Monday 23 September 2019

Tide Print Advert- 1950


Designed specifically for heavy duty machinery. Launched in 1946 by procter and gamble and it quickly became the brand leader in America and has maintained this position. D'arcy Masius Benton and Bowles advertising agency handled P&G's accounts throughout the 1950s. Its campaigns for tide referred explicitly to P&G because their market research showed consumers had high levels of confidence in the company. Uniquely, DMB&B used print and radio advertising campaigns concurrently in order to quickly build audience familiarity with the brand. Both media forms used the 'housewife' character and the ideology that consumers loved and adored tide.



Mode of address- specifically talking to women, uses direct address- 'no wonder you women.' Makes demographic clear immediately. Forces female domestic agenda- 'you need this.' Direct mode of address.

Lexis- use of exclamation mark suggests target audience should be excited by this as well as emphasising the meaning. If you don't buy tide then you're not a woman.

Hand-painted font- connotes friendliness, approachable bur also practical. Men use typewriters and women do art. - informal mode of address. 'you women buy' men don't factor in at all, the women do the shopping and the cleaning.

Ideology
The idea, beliefs and values of the producer.

Anchorage
The way a media product is 'fixed' by elements of media language- can fix meaning.


Composition- words 'clean' and 'tide' are in red and larger, emphasises them and makes them buzzwords.

Colours- Use of patriarchal colours pushes American Dream- women stay at home at work. Red all over advert to emphasise and embed ideology of love.

Lexis- blunt repetitive, suggests women are less educated.

Mise en scene- foaming washing machine acts as symbolic code for good value and effectiveness of product- or is the overflowing suggesting that women can't even clean properly. Machine has ringer which suggests it's very hard work to use- but housewife is still overjoyed because it's tide. Cartoon images associates target audience of women with demographic of children. She's holding up sign- agreeing with messages of advert, also acting helpful to audience making them admire the brand. Buy tide so you can be as helpful as her.

Heading and three subheadings- organising it to stop women reading getting confused?

Composition- 'tide is truly safe' is written at the bottom- as though it's the least of their worries.

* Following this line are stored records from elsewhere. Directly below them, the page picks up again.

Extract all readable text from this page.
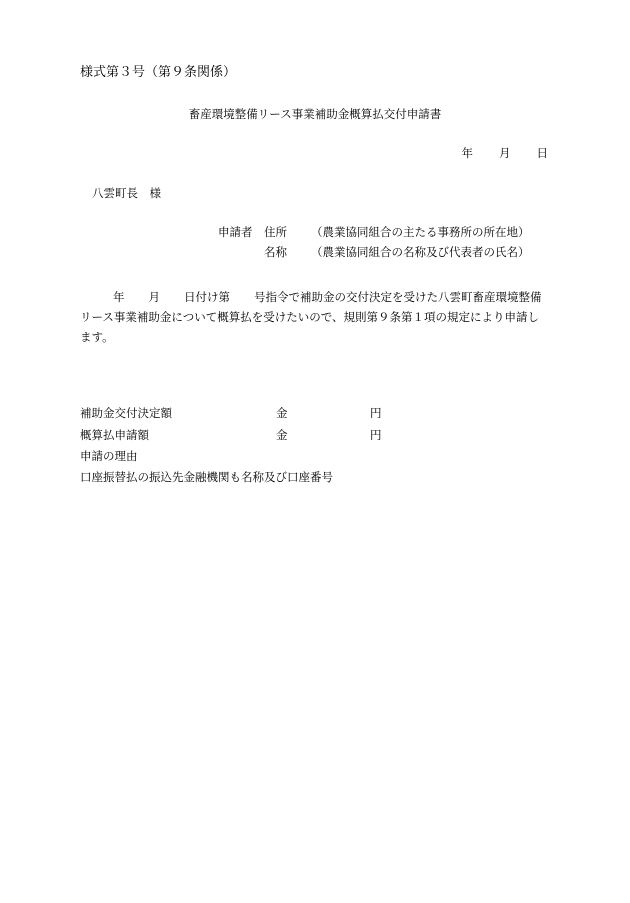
様式第３号（第９条関係）
畜産環境整備リース事業補助金概算払交付申請書
年 月 日
八雲町長　様
申請者 住所 （農業協同組合の主たる事務所の所在地）
名称 （農業協同組合の名称及び代表者の氏名）
年 月 日付け第 号指令で補助金の交付決定を受けた八雲町畜産環境整備リース事業補助金について概算払を受けたいので、規則第９条第１項の規定により申請します。
補助金交付決定額	金	円
概算払申請額	金	円
申請の理由
口座振替払の振込先金融機関も名称及び口座番号
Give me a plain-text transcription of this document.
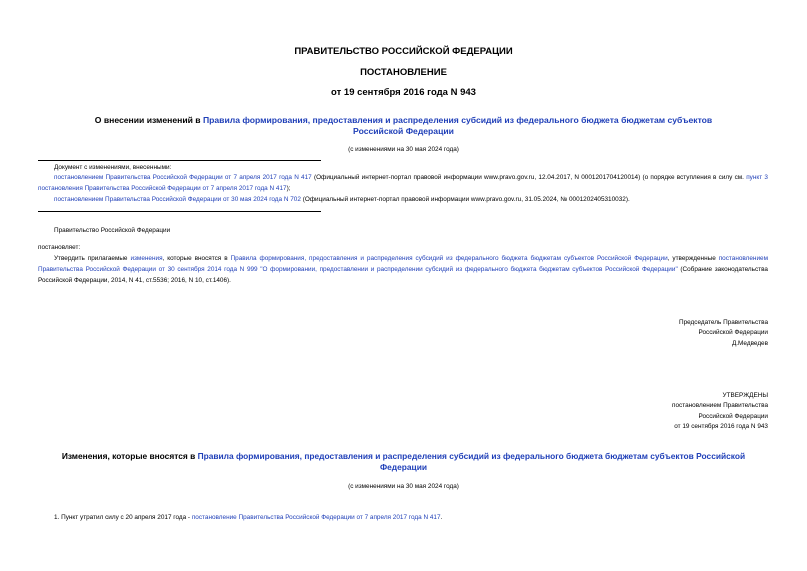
ПРАВИТЕЛЬСТВО РОССИЙСКОЙ ФЕДЕРАЦИИ
ПОСТАНОВЛЕНИЕ
от 19 сентября 2016 года N 943
О внесении изменений в Правила формирования, предоставления и распределения субсидий из федерального бюджета бюджетам субъектов Российской Федерации
(с изменениями на 30 мая 2024 года)
Документ с изменениями, внесенными:
постановлением Правительства Российской Федерации от 7 апреля 2017 года N 417 (Официальный интернет-портал правовой информации www.pravo.gov.ru, 12.04.2017, N 0001201704120014) (о порядке вступления в силу см. пункт 3 постановления Правительства Российской Федерации от 7 апреля 2017 года N 417);
постановлением Правительства Российской Федерации от 30 мая 2024 года N 702 (Официальный интернет-портал правовой информации www.pravo.gov.ru, 31.05.2024, № 0001202405310032).
Правительство Российской Федерации
постановляет:
Утвердить прилагаемые изменения, которые вносятся в Правила формирования, предоставления и распределения субсидий из федерального бюджета бюджетам субъектов Российской Федерации, утвержденные постановлением Правительства Российской Федерации от 30 сентября 2014 года N 999 "О формировании, предоставлении и распределении субсидий из федерального бюджета бюджетам субъектов Российской Федерации" (Собрание законодательства Российской Федерации, 2014, N 41, ст.5536; 2016, N 10, ст.1406).
Председатель Правительства
Российской Федерации
Д.Медведев
УТВЕРЖДЕНЫ
постановлением Правительства
Российской Федерации
от 19 сентября 2016 года N 943
Изменения, которые вносятся в Правила формирования, предоставления и распределения субсидий из федерального бюджета бюджетам субъектов Российской Федерации
(с изменениями на 30 мая 2024 года)
1. Пункт утратил силу с 20 апреля 2017 года - постановление Правительства Российской Федерации от 7 апреля 2017 года N 417.
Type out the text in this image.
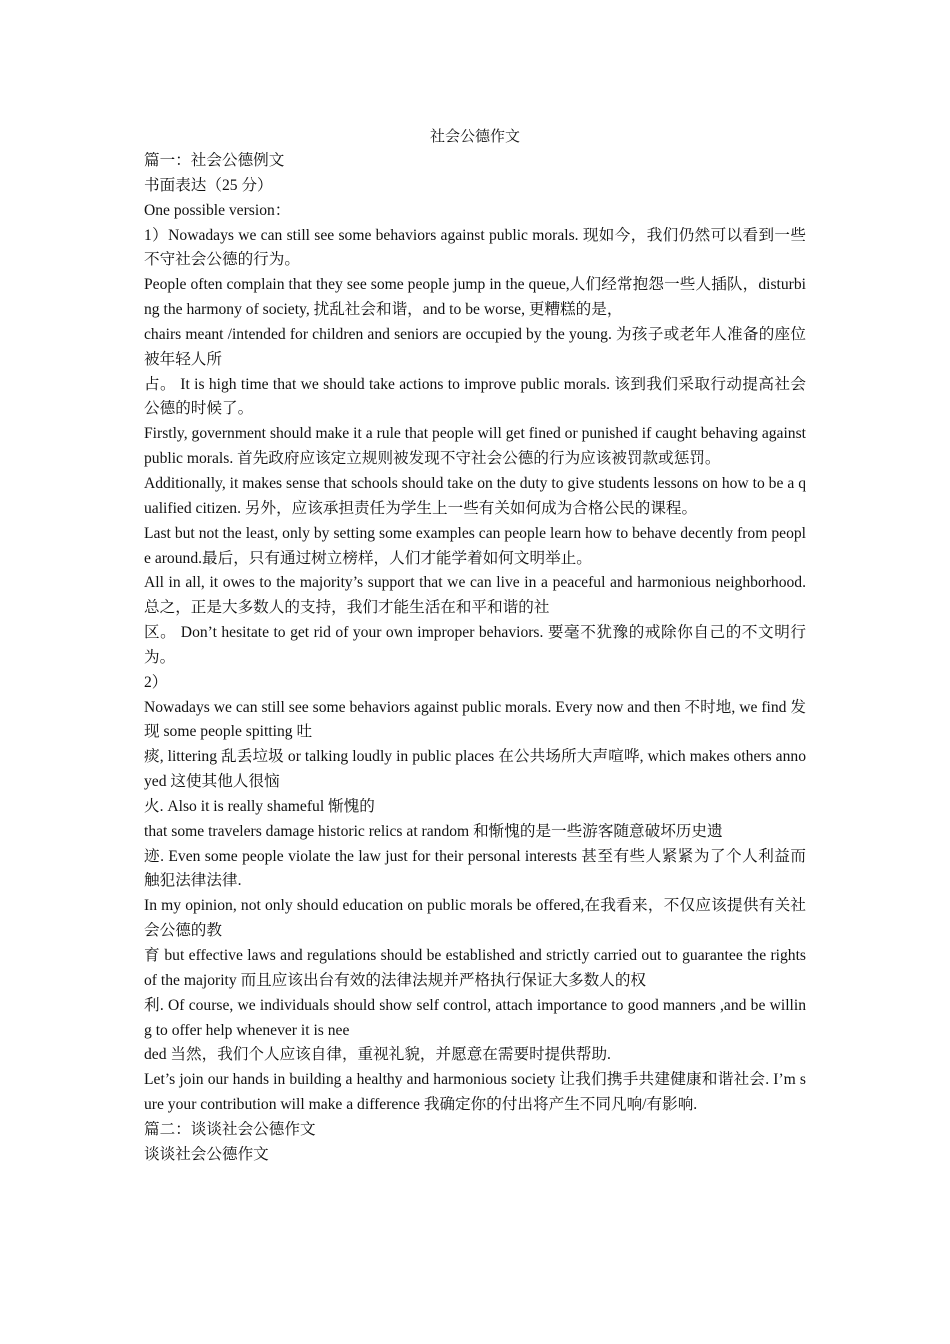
社会公德作文

篇一：社会公德例文

书面表达（25 分）

One possible version：

1）Nowadays we can still see some behaviors against public morals. 现如今，我们仍然可以看到一些不守社会公德的行为。

People often complain that they see some people jump in the queue,人们经常抱怨一些人插队，disturbing the harmony of society, 扰乱社会和谐，and to be worse, 更糟糕的是，

chairs meant /intended for children and seniors are occupied by the young. 为孩子或老年人准备的座位被年轻人所

占。 It is high time that we should take actions to improve public morals. 该到我们采取行动提高社会公德的时候了。

Firstly, government should make it a rule that people will get fined or punished if caught behaving against public morals. 首先政府应该定立规则被发现不守社会公德的行为应该被罚款或惩罚。

Additionally, it makes sense that schools should take on the duty to give students lessons on how to be a qualified citizen. 另外，应该承担责任为学生上一些有关如何成为合格公民的课程。

Last but not the least, only by setting some examples can people learn how to behave decently from people around.最后，只有通过树立榜样，人们才能学着如何文明举止。

All in all, it owes to the majority’s support that we can live in a peaceful and harmonious neighborhood.总之，正是大多数人的支持，我们才能生活在和平和谐的社

区。 Don’t hesitate to get rid of your own improper behaviors. 要毫不犹豫的戒除你自己的不文明行为。

2）

Nowadays we can still see some behaviors against public morals. Every now and then 不时地, we find 发现 some people spitting 吐

痰, littering 乱丢垃圾 or talking loudly in public places 在公共场所大声喧哗, which makes others annoyed 这使其他人很恼

火. Also it is really shameful 惭愧的

that some travelers damage historic relics at random 和惭愧的是一些游客随意破坏历史遗

迹. Even some people violate the law just for their personal interests 甚至有些人紧紧为了个人利益而触犯法律法律.

In my opinion, not only should education on public morals be offered,在我看来，不仅应该提供有关社会公德的教

育 but effective laws and regulations should be established and strictly carried out to guarantee the rights of the majority 而且应该出台有效的法律法规并严格执行保证大多数人的权

利. Of course, we individuals should show self control, attach importance to good manners ,and be willing to offer help whenever it is nee

ded 当然，我们个人应该自律，重视礼貌，并愿意在需要时提供帮助.

Let’s join our hands in building a healthy and harmonious society 让我们携手共建健康和谐社会. I’m sure your contribution will make a difference 我确定你的付出将产生不同凡响/有影响.

篇二：谈谈社会公德作文

谈谈社会公德作文
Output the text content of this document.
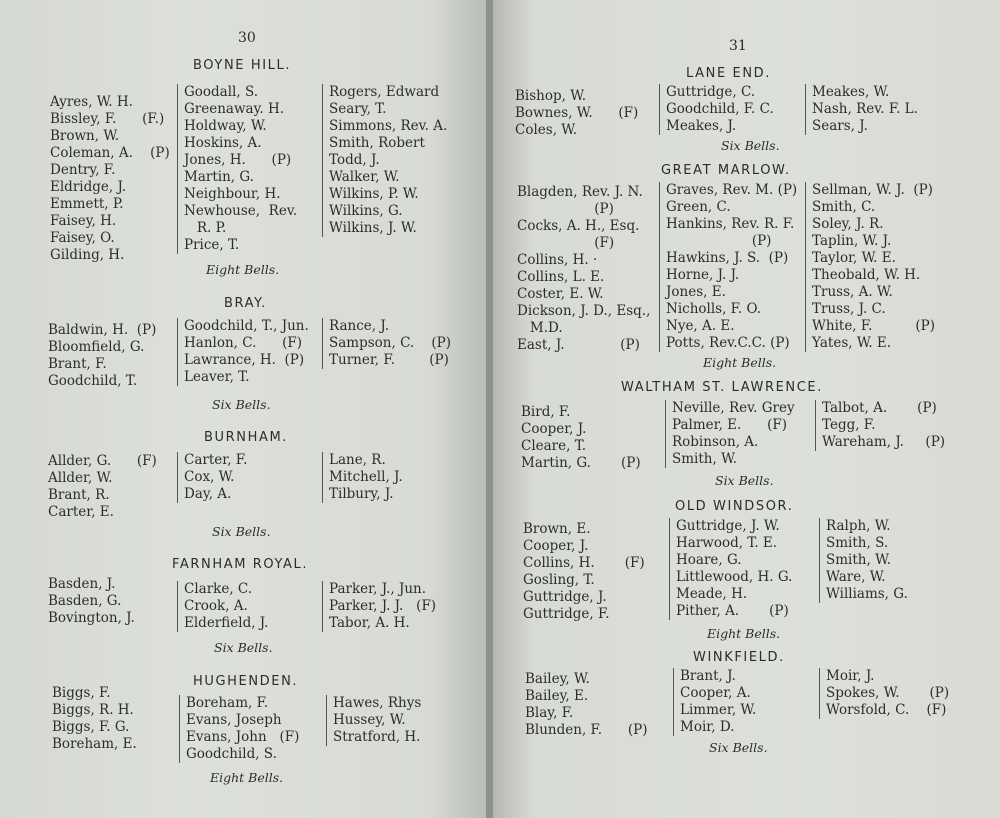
30
BOYNE HILL.
Ayres, W. H.
Bissley, F.      (F.)
Brown, W.
Coleman, A.    (P)
Dentry, F.
Eldridge, J.
Emmett, P.
Faisey, H.
Faisey, O.
Gilding, H.
Goodall, S.
Greenaway. H.
Holdway, W.
Hoskins, A.
Jones, H.      (P)
Martin, G.
Neighbour, H.
Newhouse,  Rev.
R. P.
Price, T.
Rogers, Edward
Seary, T.
Simmons, Rev. A.
Smith, Robert
Todd, J.
Walker, W.
Wilkins, P. W.
Wilkins, G.
Wilkins, J. W.
Eight Bells.
BRAY.
Baldwin, H.  (P)
Bloomfield, G.
Brant, F.
Goodchild, T.
Goodchild, T., Jun.
Hanlon, C.      (F)
Lawrance, H.  (P)
Leaver, T.
Rance, J.
Sampson, C.    (P)
Turner, F.        (P)
Six Bells.
BURNHAM.
Allder, G.      (F)
Allder, W.
Brant, R.
Carter, E.
Carter, F.
Cox, W.
Day, A.
Lane, R.
Mitchell, J.
Tilbury, J.
Six Bells.
FARNHAM ROYAL.
Basden, J.
Basden, G.
Bovington, J.
Clarke, C.
Crook, A.
Elderfield, J.
Parker, J., Jun.
Parker, J. J.   (F)
Tabor, A. H.
Six Bells.
HUGHENDEN.
Biggs, F.
Biggs, R. H.
Biggs, F. G.
Boreham, E.
Boreham, F.
Evans, Joseph
Evans, John   (F)
Goodchild, S.
Hawes, Rhys
Hussey, W.
Stratford, H.
Eight Bells.
31
LANE END.
Bishop, W.
Bownes, W.      (F)
Coles, W.
Guttridge, C.
Goodchild, F. C.
Meakes, J.
Meakes, W.
Nash, Rev. F. L.
Sears, J.
Six Bells.
GREAT MARLOW.
Blagden, Rev. J. N.
(P)
Cocks, A. H., Esq.
(F)
Collins, H. ·
Collins, L. E.
Coster, E. W.
Dickson, J. D., Esq.,
M.D.
East, J.             (P)
Graves, Rev. M. (P)
Green, C.
Hankins, Rev. R. F.
(P)
Hawkins, J. S.  (P)
Horne, J. J.
Jones, E.
Nicholls, F. O.
Nye, A. E.
Potts, Rev.C.C. (P)
Sellman, W. J.  (P)
Smith, C.
Soley, J. R.
Taplin, W. J.
Taylor, W. E.
Theobald, W. H.
Truss, A. W.
Truss, J. C.
White, F.          (P)
Yates, W. E.
Eight Bells.
WALTHAM ST. LAWRENCE.
Bird, F.
Cooper, J.
Cleare, T.
Martin, G.       (P)
Neville, Rev. Grey
Palmer, E.      (F)
Robinson, A.
Smith, W.
Talbot, A.       (P)
Tegg, F.
Wareham, J.     (P)
Six Bells.
OLD WINDSOR.
Brown, E.
Cooper, J.
Collins, H.       (F)
Gosling, T.
Guttridge, J.
Guttridge, F.
Guttridge, J. W.
Harwood, T. E.
Hoare, G.
Littlewood, H. G.
Meade, H.
Pither, A.       (P)
Ralph, W.
Smith, S.
Smith, W.
Ware, W.
Williams, G.
Eight Bells.
WINKFIELD.
Bailey, W.
Bailey, E.
Blay, F.
Blunden, F.      (P)
Brant, J.
Cooper, A.
Limmer, W.
Moir, D.
Moir, J.
Spokes, W.       (P)
Worsfold, C.    (F)
Six Bells.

Lexis- Colloquial 'yes, tide will get your wash cleaner'- tells audience what they're thinking. Worlds whitest wash- alliteration makes it childlike. 'Actually brightens' -isn't lying but suggests other brands are and aren't as good. Use of language reinforces power of product- after you're persuaded to buy it's continuing to sell it with overuse of persuasive lexis. 'Miracle' religious imagery, hyperbole almost as if it's beyond science. 'Trust' all your washables with us so you don't have to trust the women. 'No wonder more tide goes American homes'-patriotic- if you don't buy tide you're not American, having tide in this country is also a privilege. 'World's whitest wash' - white is superior. reinforced by exclusively white models.


Lexis- 'Sudsing whizz' 'There's nothing like procter and gambles tide' would never be said and is clearly advertising brand. P&G are their saviours.

Composition- The word bubbles are in front of them- as if tide and talking about tide is all women have to offer.

Mise en scene- Both women are holding men's clothes, which proves they're not a gay couple but are also serving men. Dressed up to do the washing which suggests their purpose is to look good and clean- it's not practical. Ideal weather shows the tide is in an ideal world.

Stereotypical representations are used to target lower-middle-class women who are expected to be using these products. 

'Tides got what women want' -double meaning, sexual connotations appealing to men.

The use of white colours in this advert connotates purity, words 'cleanest,' 'whitest' and 'brighten' are in bold.

Composition of the poster follows Z patterns. 

Levi Strauss structuralism- the other the competition of products.

Roland Barthes- hugging the washing detergent, proairetic code. 

Audience-
20-35
New family mum
female
lower middle class

'50s and '60s were the birth of feminism, the oppositional audience would reject this. The negotiated audience would like the product but say it misrepresents them.